Viscous relaxation and collective oscillations in a trapped Fermi gas near the unitarity limit

The viscous relaxation time of a trapped two-component gas of fermions in its normal phase is calculated as a function of temperature and scattering length, with the collision probability being determined by an energy-dependent $s$-wave cross section. The result is used for calculating the temperature dependence of the frequency and damping of collective modes studied in recent experiments, starting from the kinetic equation for the fermion distribution function with mean-field effects included in the streaming terms.

Figure 1

(Color online) The viscosity $\eta$ as a function of temperature for $k_{\mathrm{F}}\mid a\mid =4.5$, in units of ${\eta }_{\mathrm{cl}}\left(T_{\mathrm{F}}\right)=5{(mk{T}_{\mathrm{F}}∕\pi )}^{1∕2}∕32a^2$, the classical value of the viscosity for an energy-independent scattering cross section, evaluated at the Fermi temperature $T=T_{\mathrm{F}}$. The inset illustrates the low-temperature $T^{-2}$ dependence of the viscosity.

Figure 2

(Color online) The average viscous relaxation rate $1∕\tau$ divided by the transverse trap frequency ${\omega }_{\perp }$ as a function of temperature, for $k_{\mathrm{F}}\mid a\mid =0.01$. The asymptotic temperature dependences are indicated by the dashed lines.

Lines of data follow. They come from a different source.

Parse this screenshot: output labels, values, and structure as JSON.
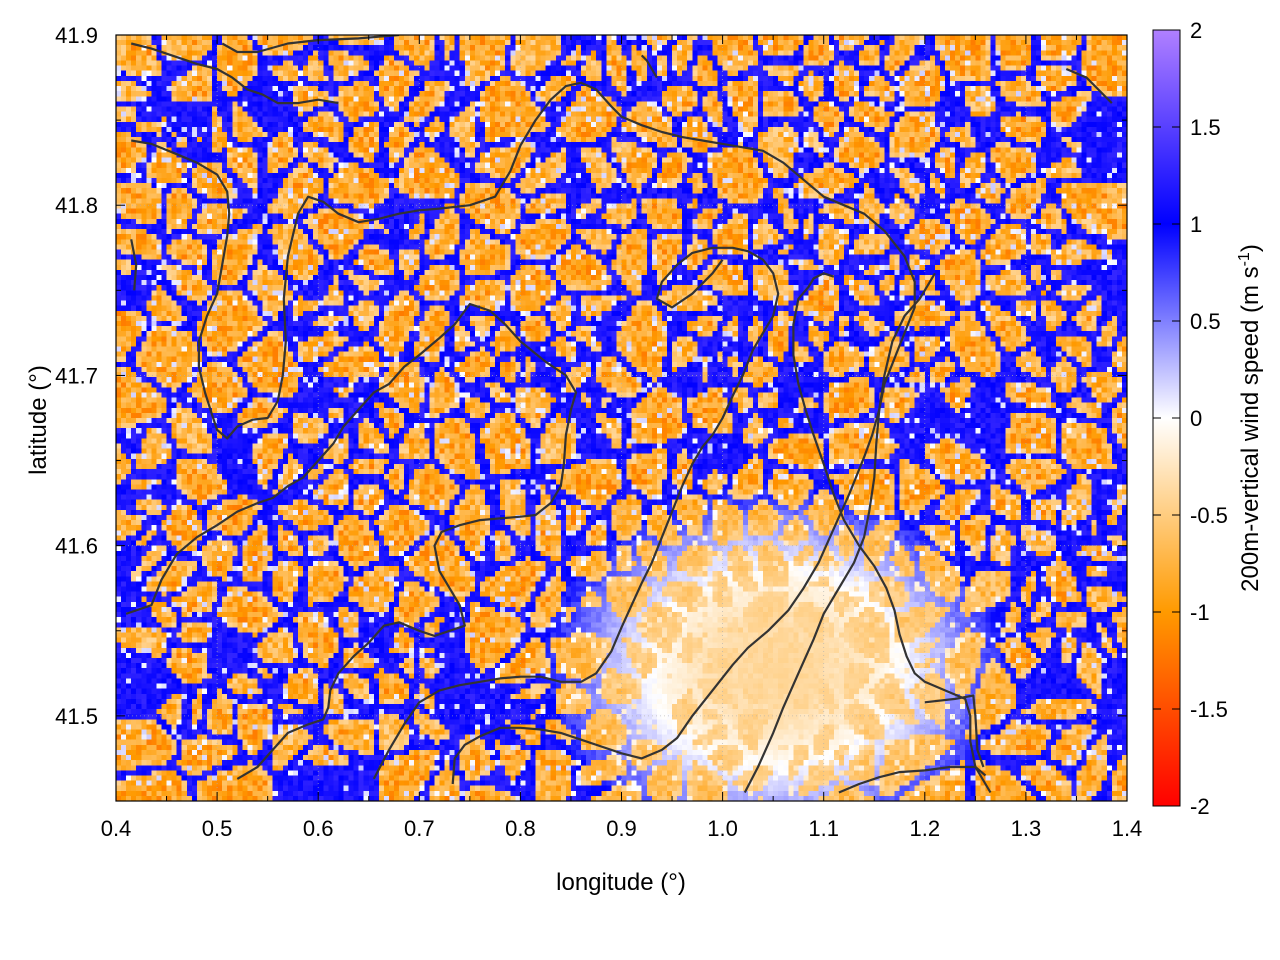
{
  "chart_data": {
    "type": "heatmap",
    "xlabel": "longitude (°)",
    "ylabel": "latitude (°)",
    "colorbar_label": "200m-vertical wind speed (m s",
    "colorbar_label_sup": "-1",
    "colorbar_label_end": ")",
    "xlim": [
      0.4,
      1.4
    ],
    "ylim": [
      41.45,
      41.9
    ],
    "x_ticks": [
      0.4,
      0.5,
      0.6,
      0.7,
      0.8,
      0.9,
      1.0,
      1.1,
      1.2,
      1.3,
      1.4
    ],
    "x_tick_labels": [
      "0.4",
      "0.5",
      "0.6",
      "0.7",
      "0.8",
      "0.9",
      "1.0",
      "1.1",
      "1.2",
      "1.3",
      "1.4"
    ],
    "y_ticks": [
      41.5,
      41.6,
      41.7,
      41.8,
      41.9
    ],
    "y_tick_labels": [
      "41.5",
      "41.6",
      "41.7",
      "41.8",
      "41.9"
    ],
    "color_range": [
      -2,
      2
    ],
    "cb_ticks": [
      2,
      1.5,
      1,
      0.5,
      0,
      -0.5,
      -1,
      -1.5,
      -2
    ],
    "cb_tick_labels": [
      "2",
      "1.5",
      "1",
      "0.5",
      "0",
      "-0.5",
      "-1",
      "-1.5",
      "-2"
    ],
    "colormap": [
      {
        "v": -2.0,
        "color": "#ff0000"
      },
      {
        "v": -1.0,
        "color": "#ff9a00"
      },
      {
        "v": 0.0,
        "color": "#ffffff"
      },
      {
        "v": 1.0,
        "color": "#0000ff"
      },
      {
        "v": 2.0,
        "color": "#b080ff"
      }
    ],
    "grid": true,
    "legend": "none",
    "contour_color": "#333333",
    "contour_lines": [
      [
        [
          0.415,
          41.838
        ],
        [
          0.435,
          41.836
        ],
        [
          0.46,
          41.83
        ],
        [
          0.48,
          41.825
        ],
        [
          0.5,
          41.818
        ],
        [
          0.51,
          41.808
        ],
        [
          0.512,
          41.795
        ],
        [
          0.51,
          41.782
        ],
        [
          0.505,
          41.765
        ],
        [
          0.5,
          41.748
        ],
        [
          0.49,
          41.735
        ],
        [
          0.482,
          41.72
        ],
        [
          0.482,
          41.705
        ],
        [
          0.488,
          41.69
        ],
        [
          0.495,
          41.677
        ],
        [
          0.5,
          41.668
        ],
        [
          0.51,
          41.663
        ],
        [
          0.52,
          41.67
        ],
        [
          0.535,
          41.674
        ],
        [
          0.55,
          41.675
        ],
        [
          0.56,
          41.685
        ],
        [
          0.565,
          41.7
        ],
        [
          0.568,
          41.72
        ],
        [
          0.566,
          41.745
        ],
        [
          0.57,
          41.77
        ],
        [
          0.58,
          41.795
        ],
        [
          0.59,
          41.805
        ],
        [
          0.605,
          41.802
        ],
        [
          0.62,
          41.795
        ],
        [
          0.64,
          41.79
        ],
        [
          0.66,
          41.792
        ],
        [
          0.68,
          41.795
        ],
        [
          0.7,
          41.797
        ],
        [
          0.72,
          41.798
        ],
        [
          0.75,
          41.8
        ],
        [
          0.775,
          41.805
        ],
        [
          0.79,
          41.82
        ],
        [
          0.8,
          41.835
        ],
        [
          0.815,
          41.85
        ],
        [
          0.83,
          41.862
        ],
        [
          0.845,
          41.87
        ],
        [
          0.86,
          41.872
        ],
        [
          0.875,
          41.868
        ],
        [
          0.89,
          41.858
        ],
        [
          0.9,
          41.852
        ],
        [
          0.92,
          41.847
        ],
        [
          0.94,
          41.843
        ],
        [
          0.96,
          41.84
        ],
        [
          0.98,
          41.838
        ],
        [
          1.0,
          41.836
        ],
        [
          1.02,
          41.834
        ],
        [
          1.04,
          41.832
        ],
        [
          1.06,
          41.825
        ],
        [
          1.08,
          41.815
        ],
        [
          1.1,
          41.805
        ],
        [
          1.12,
          41.8
        ],
        [
          1.14,
          41.795
        ],
        [
          1.16,
          41.785
        ],
        [
          1.18,
          41.77
        ],
        [
          1.19,
          41.755
        ],
        [
          1.19,
          41.74
        ],
        [
          1.18,
          41.725
        ],
        [
          1.17,
          41.71
        ],
        [
          1.16,
          41.695
        ],
        [
          1.155,
          41.68
        ],
        [
          1.148,
          41.665
        ],
        [
          1.14,
          41.652
        ],
        [
          1.125,
          41.63
        ],
        [
          1.11,
          41.61
        ],
        [
          1.095,
          41.59
        ],
        [
          1.08,
          41.575
        ],
        [
          1.065,
          41.562
        ],
        [
          1.045,
          41.55
        ],
        [
          1.025,
          41.54
        ],
        [
          1.01,
          41.53
        ],
        [
          0.99,
          41.515
        ],
        [
          0.97,
          41.5
        ],
        [
          0.955,
          41.487
        ],
        [
          0.94,
          41.48
        ],
        [
          0.92,
          41.475
        ],
        [
          0.9,
          41.478
        ],
        [
          0.88,
          41.482
        ],
        [
          0.86,
          41.486
        ],
        [
          0.84,
          41.49
        ],
        [
          0.82,
          41.492
        ],
        [
          0.8,
          41.493
        ],
        [
          0.78,
          41.493
        ],
        [
          0.76,
          41.488
        ],
        [
          0.745,
          41.483
        ],
        [
          0.735,
          41.475
        ],
        [
          0.733,
          41.46
        ]
      ],
      [
        [
          0.52,
          41.463
        ],
        [
          0.54,
          41.47
        ],
        [
          0.555,
          41.48
        ],
        [
          0.57,
          41.49
        ],
        [
          0.59,
          41.495
        ],
        [
          0.605,
          41.498
        ],
        [
          0.61,
          41.505
        ],
        [
          0.612,
          41.515
        ],
        [
          0.62,
          41.525
        ],
        [
          0.635,
          41.535
        ],
        [
          0.65,
          41.543
        ],
        [
          0.665,
          41.553
        ],
        [
          0.68,
          41.555
        ],
        [
          0.7,
          41.55
        ],
        [
          0.715,
          41.547
        ],
        [
          0.73,
          41.55
        ],
        [
          0.745,
          41.553
        ],
        [
          0.74,
          41.565
        ],
        [
          0.73,
          41.575
        ],
        [
          0.72,
          41.585
        ],
        [
          0.715,
          41.6
        ],
        [
          0.722,
          41.608
        ],
        [
          0.74,
          41.612
        ],
        [
          0.76,
          41.615
        ],
        [
          0.78,
          41.616
        ],
        [
          0.8,
          41.617
        ],
        [
          0.815,
          41.618
        ],
        [
          0.83,
          41.625
        ],
        [
          0.84,
          41.635
        ],
        [
          0.843,
          41.648
        ],
        [
          0.845,
          41.665
        ],
        [
          0.85,
          41.68
        ],
        [
          0.855,
          41.69
        ],
        [
          0.845,
          41.7
        ],
        [
          0.825,
          41.708
        ],
        [
          0.8,
          41.72
        ],
        [
          0.785,
          41.73
        ],
        [
          0.77,
          41.738
        ],
        [
          0.75,
          41.742
        ],
        [
          0.735,
          41.73
        ],
        [
          0.72,
          41.722
        ],
        [
          0.7,
          41.712
        ],
        [
          0.685,
          41.705
        ],
        [
          0.67,
          41.695
        ],
        [
          0.655,
          41.69
        ],
        [
          0.64,
          41.68
        ],
        [
          0.625,
          41.67
        ],
        [
          0.615,
          41.66
        ],
        [
          0.6,
          41.65
        ],
        [
          0.585,
          41.64
        ],
        [
          0.57,
          41.635
        ],
        [
          0.555,
          41.628
        ],
        [
          0.54,
          41.625
        ],
        [
          0.52,
          41.62
        ],
        [
          0.5,
          41.612
        ],
        [
          0.48,
          41.605
        ],
        [
          0.46,
          41.595
        ],
        [
          0.445,
          41.58
        ],
        [
          0.435,
          41.565
        ],
        [
          0.41,
          41.56
        ]
      ],
      [
        [
          0.655,
          41.463
        ],
        [
          0.67,
          41.48
        ],
        [
          0.685,
          41.495
        ],
        [
          0.7,
          41.508
        ],
        [
          0.72,
          41.515
        ],
        [
          0.74,
          41.518
        ],
        [
          0.76,
          41.52
        ],
        [
          0.78,
          41.522
        ],
        [
          0.8,
          41.523
        ],
        [
          0.82,
          41.523
        ],
        [
          0.84,
          41.52
        ],
        [
          0.86,
          41.52
        ],
        [
          0.875,
          41.525
        ],
        [
          0.89,
          41.538
        ],
        [
          0.9,
          41.552
        ],
        [
          0.91,
          41.565
        ],
        [
          0.92,
          41.578
        ],
        [
          0.93,
          41.59
        ],
        [
          0.94,
          41.605
        ],
        [
          0.95,
          41.62
        ],
        [
          0.96,
          41.635
        ],
        [
          0.97,
          41.648
        ],
        [
          0.98,
          41.658
        ],
        [
          0.99,
          41.665
        ],
        [
          1.0,
          41.675
        ],
        [
          1.01,
          41.688
        ],
        [
          1.02,
          41.7
        ],
        [
          1.03,
          41.715
        ],
        [
          1.04,
          41.725
        ],
        [
          1.05,
          41.735
        ],
        [
          1.055,
          41.748
        ],
        [
          1.05,
          41.76
        ],
        [
          1.04,
          41.768
        ],
        [
          1.025,
          41.773
        ],
        [
          1.01,
          41.775
        ],
        [
          0.99,
          41.775
        ],
        [
          0.97,
          41.772
        ],
        [
          0.955,
          41.765
        ],
        [
          0.94,
          41.755
        ],
        [
          0.935,
          41.745
        ],
        [
          0.95,
          41.74
        ],
        [
          0.97,
          41.748
        ],
        [
          0.99,
          41.76
        ],
        [
          1.0,
          41.768
        ]
      ],
      [
        [
          1.022,
          41.455
        ],
        [
          1.035,
          41.47
        ],
        [
          1.05,
          41.49
        ],
        [
          1.06,
          41.505
        ],
        [
          1.075,
          41.525
        ],
        [
          1.09,
          41.545
        ],
        [
          1.1,
          41.56
        ],
        [
          1.115,
          41.575
        ],
        [
          1.13,
          41.59
        ],
        [
          1.14,
          41.605
        ],
        [
          1.145,
          41.62
        ],
        [
          1.15,
          41.64
        ],
        [
          1.152,
          41.66
        ],
        [
          1.155,
          41.68
        ],
        [
          1.16,
          41.7
        ],
        [
          1.168,
          41.72
        ],
        [
          1.18,
          41.735
        ],
        [
          1.195,
          41.745
        ],
        [
          1.205,
          41.755
        ],
        [
          1.21,
          41.76
        ]
      ],
      [
        [
          1.265,
          41.455
        ],
        [
          1.25,
          41.47
        ],
        [
          1.245,
          41.485
        ],
        [
          1.245,
          41.5
        ],
        [
          1.24,
          41.51
        ],
        [
          1.22,
          41.515
        ],
        [
          1.2,
          41.52
        ],
        [
          1.19,
          41.525
        ],
        [
          1.182,
          41.535
        ],
        [
          1.175,
          41.548
        ],
        [
          1.17,
          41.562
        ],
        [
          1.162,
          41.575
        ],
        [
          1.15,
          41.588
        ],
        [
          1.135,
          41.6
        ],
        [
          1.12,
          41.615
        ],
        [
          1.11,
          41.63
        ],
        [
          1.1,
          41.648
        ],
        [
          1.09,
          41.665
        ],
        [
          1.082,
          41.68
        ],
        [
          1.075,
          41.695
        ],
        [
          1.07,
          41.712
        ],
        [
          1.07,
          41.73
        ],
        [
          1.075,
          41.745
        ],
        [
          1.085,
          41.752
        ],
        [
          1.09,
          41.757
        ],
        [
          1.1,
          41.76
        ],
        [
          1.11,
          41.758
        ]
      ],
      [
        [
          1.115,
          41.455
        ],
        [
          1.135,
          41.46
        ],
        [
          1.155,
          41.464
        ],
        [
          1.175,
          41.467
        ],
        [
          1.2,
          41.468
        ],
        [
          1.225,
          41.47
        ],
        [
          1.25,
          41.47
        ],
        [
          1.26,
          41.465
        ]
      ],
      [
        [
          1.2,
          41.508
        ],
        [
          1.23,
          41.51
        ],
        [
          1.248,
          41.512
        ],
        [
          1.25,
          41.5
        ],
        [
          1.252,
          41.48
        ],
        [
          1.258,
          41.47
        ]
      ],
      [
        [
          0.935,
          41.875
        ],
        [
          0.93,
          41.88
        ],
        [
          0.925,
          41.885
        ],
        [
          0.92,
          41.888
        ]
      ],
      [
        [
          0.505,
          41.895
        ],
        [
          0.52,
          41.89
        ],
        [
          0.54,
          41.89
        ],
        [
          0.57,
          41.895
        ],
        [
          0.6,
          41.897
        ],
        [
          0.64,
          41.898
        ],
        [
          0.68,
          41.9
        ]
      ],
      [
        [
          0.415,
          41.895
        ],
        [
          0.435,
          41.892
        ],
        [
          0.46,
          41.887
        ],
        [
          0.48,
          41.883
        ],
        [
          0.5,
          41.88
        ],
        [
          0.515,
          41.875
        ],
        [
          0.53,
          41.868
        ],
        [
          0.545,
          41.865
        ],
        [
          0.56,
          41.86
        ],
        [
          0.58,
          41.86
        ],
        [
          0.6,
          41.862
        ],
        [
          0.62,
          41.86
        ]
      ],
      [
        [
          1.34,
          41.88
        ],
        [
          1.36,
          41.875
        ],
        [
          1.385,
          41.86
        ]
      ],
      [
        [
          0.415,
          41.78
        ],
        [
          0.42,
          41.765
        ],
        [
          0.418,
          41.75
        ]
      ]
    ]
  }
}
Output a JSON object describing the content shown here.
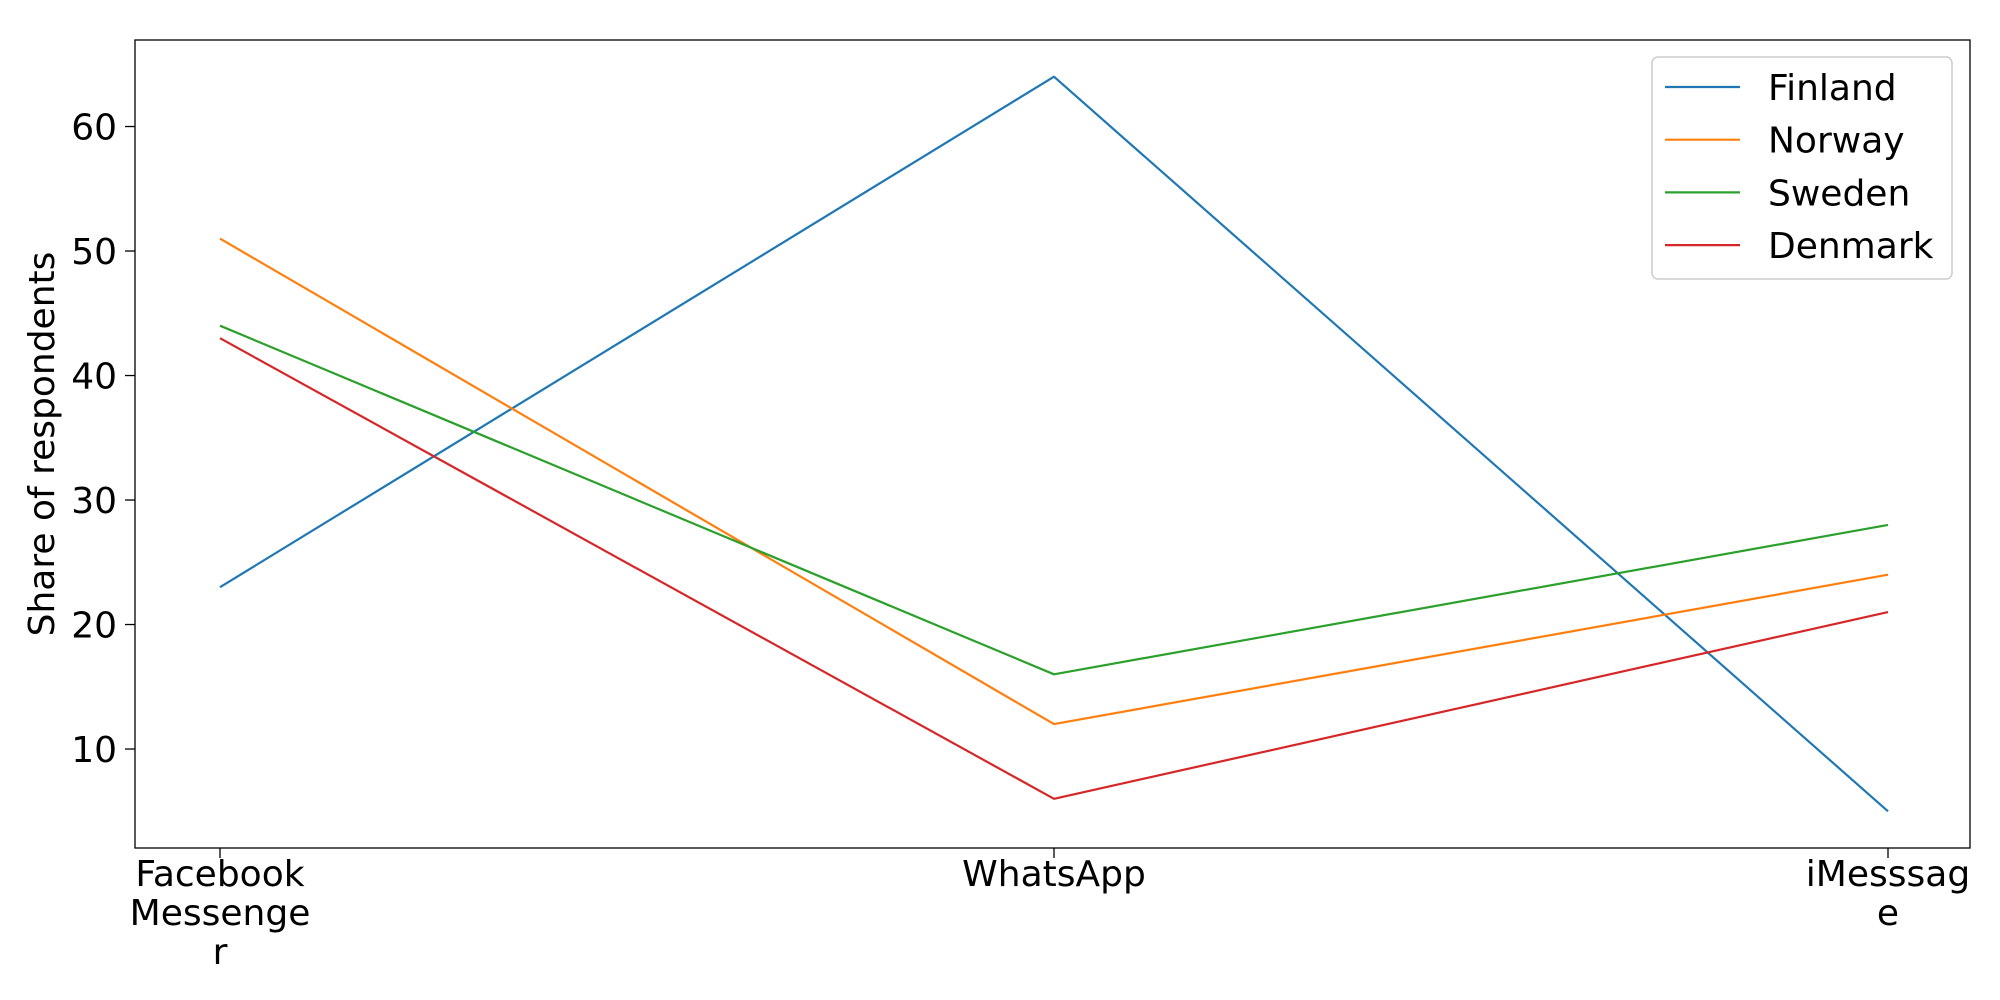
{
  "chart_data": {
    "type": "line",
    "title": "",
    "xlabel": "",
    "ylabel": "Share of respondents",
    "categories": [
      "Facebook Messenger",
      "WhatsApp",
      "iMesssage"
    ],
    "category_tick_lines": [
      [
        "Facebook",
        "Messenge",
        "r"
      ],
      [
        "WhatsApp"
      ],
      [
        "iMesssag",
        "e"
      ]
    ],
    "series": [
      {
        "name": "Finland",
        "color": "#1f77b4",
        "values": [
          23,
          64,
          5
        ]
      },
      {
        "name": "Norway",
        "color": "#ff7f0e",
        "values": [
          51,
          12,
          24
        ]
      },
      {
        "name": "Sweden",
        "color": "#2ca02c",
        "values": [
          44,
          16,
          28
        ]
      },
      {
        "name": "Denmark",
        "color": "#d62728",
        "values": [
          43,
          6,
          21
        ]
      }
    ],
    "ylim": [
      2.05,
      66.95
    ],
    "yticks": [
      10,
      20,
      30,
      40,
      50,
      60
    ],
    "grid": false,
    "legend_position": "top-right"
  }
}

Note that the system is highly collisionless, since the maximum value of $1∕{\omega }_{\perp }\tau$ is about 0.000 25.

Figure 3

(Color online) The average viscous relaxation rate $1∕\tau$ divided by the transverse trap frequency ${\omega }_{\perp }$ as a function of temperature, for $k_{\mathrm{F}}\mid a\mid =5.5$, corresponding to the experiment of Ref. 6 at a magnetic field of $870\mathrm{G}$. The asymptotic temperature dependences are indicated by the dashed lines. The dotted line is the result obtained in the unitarity limit $\mid a\mid \to \infty$.

Figure 4

(Color online) The average viscous relaxation rate $1∕\tau$ divided by the transverse trap frequency ${\omega }_{\perp }$ as a function of $1∕k_{\mathrm{F}}\mid a\mid$ for four different temperatures. The parameters $T∕T_{\mathrm{F}}=0.03$ and $T∕T_{\mathrm{F}}=0.1$ correspond to the experimental conditions of Refs. 5, 7, respectively.

Figure 5

(Color online) The temperature dependence of the parameter $\xi$ given by Eq. (41) for different values of $k_{\mathrm{F}}a$. At high temperatures $\mid \xi \mid$ decreases as $T^{-5∕2}$.

Figure 6

(Color online) The calculated frequency of the transverse (+) mode as a function of temperature, with and without the mean-field correction for values of $\mid \xi \mid$ less than or equal to 0.5. The experimental values from Ref. 6 are indicated for comparison with the mean-field-corrected curve, with the estimated error bars included.

Figure 7

(Color online) The inverse damping rate of the transverse (+) mode as a function of temperature, with and without the mean-field correction. The mean-field-corrected curve is plotted for values of $\mid \xi \mid$ less than or equal to 0.5. The experimental values from Ref. 6 are indicated for comparison with the mean-field-corrected curve.

Figure 8

(Color online) The frequency of the axial (−) mode as a function of temperature.

Figure 9

(Color online) The inverse damping rate of the axial (−) mode as a function of temperature.